11.ハッピーエンドにいたるまでの道筋
結局話し合った結果、前世の記憶を以てしても今後のことはどうすることもできないという結論に至った。
「そう言えば、なっちゃんはなんであんな手紙送ってきたの?」
ポケットから奈津子からの手紙を取り出す。ちょっと皺になっている。クマが怪訝な顔をしたので、中の手紙を渡した。
「うわ、日本語じゃん。これ誰かに見られなかった?」
「見られてるよ、使用人に。あの感じだとお父様も見てるかな。」
「あ、だからエントランスにいたんだ。なんか威圧してきて感じ悪かった。」
奈津子も感じ良くはなかったけどなと思ったが黙っておく。クマが返してきた手紙をまた封筒にしまった。

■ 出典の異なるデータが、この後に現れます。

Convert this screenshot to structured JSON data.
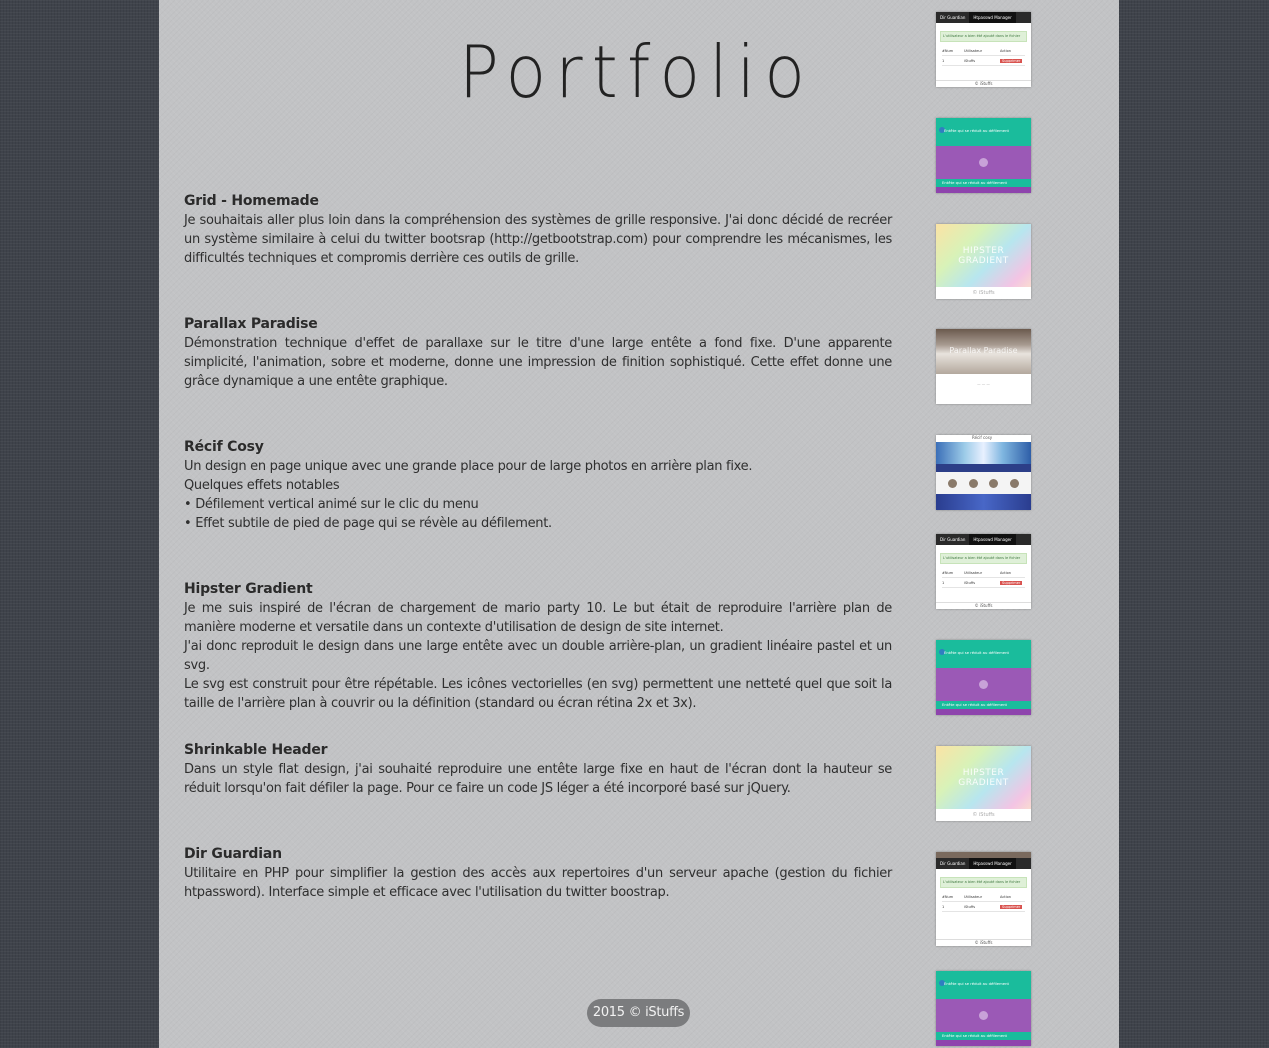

「私、最初これが日本語だって気が付かなかったんだよね。普通に読めるから。そう言えばクマ君とかなっちゃんとの会話も途中から日本語になってたねいつの間にか。」
「え?誰にも聞かれたくないからわざと喋ってんのかと思ってた。」
「私も」奈津子が頷く。
「後付けです。」
地元の人と話してたら方言でちゃうとか、そんな感じです。
「で、なんでこんな脅迫文みたいな文なの?」
「みっちゃんが派手に振られたって聞いて。落ち込んでるかなと思って。」
質問に対する答えであってるんだろうか?
「ずっとタイミングは見計らってたんよ。で、思い出すならもう思い出してる時期かなと思って。学園卒業したら領地に引っ込むみたな話も聞いてたし、今しかないだろうと。でも面識ない私が普通に手紙出しても返事来なさそうだから、敢えての日本語の文章です。何も思い出してないなら・・・話すこと、ないし。」
奈津子が少し寂しそうに言った。そういえばこの子は20年待ってたのか。
「なんかゴメン」
神妙な気持ちで謝ると、奈津子はにこっと笑ってくれた。いつもの笑顔にホッとした。
「結局小さい疑問は解けたけど、大勢はなにもわかんなかったな。」
クマが座ったまま伸びをする。ちなみにテーブルの上は全て食べつくされていた。
奈津子がなげやりに言う。
「まあ現実なら仕方ないんじゃない? 別に自分が登場しない乙女ゲームがどうなったかも興味ないし。あ、ちなみに元祖ヒロインは生徒会長とくっつきました。」
「王道だね」
タイトル画面で一番大きく書かれていた人だ。そりゃそうだろうと頷く。
「じゃあ、一年三組の同窓会はこれで終了?」
クマがおどけた感じで言った。
「三組だったっけ?」私は首を傾げる。
「いや、三人しか集まってないことにツッコんで?」
「二人ともそこじゃない・・・とにかく、これからは前を向いて歩いてくしかないってことだろ?」
「熊田がカッコいいこと言おうとしてる。なんかムカつく。」
「なんでだよ! これ以上話し合っても仕方ないだろ。全員進路もバラバラなんだし。」
「そこは昔と一緒だね」
私が苦笑して言うと、二人とも苦笑した。寂しいけど、仕方ない。
「あ、でも熊田と私はある意味同じ公務員じゃん。結婚する?」
「なんでだよ」
「出世しそうな男は早めにツバつけとくに限るって、うちのばあちゃんが。」
私は興奮して割り込んだ。
「なっちゃん! 私も一昨日クマ君にプロポーズした!」
「え、なんで? 熊田だよ?」
「中川、言ってること滅茶苦茶だな・・・」
「ライバルだね! 私たち、これからクマ君を取り合う!?」
「お、いいね。ギャルゲー? ギャルゲーだったのこれ?」
二人で大笑いしてるとクマが疲れたように言った。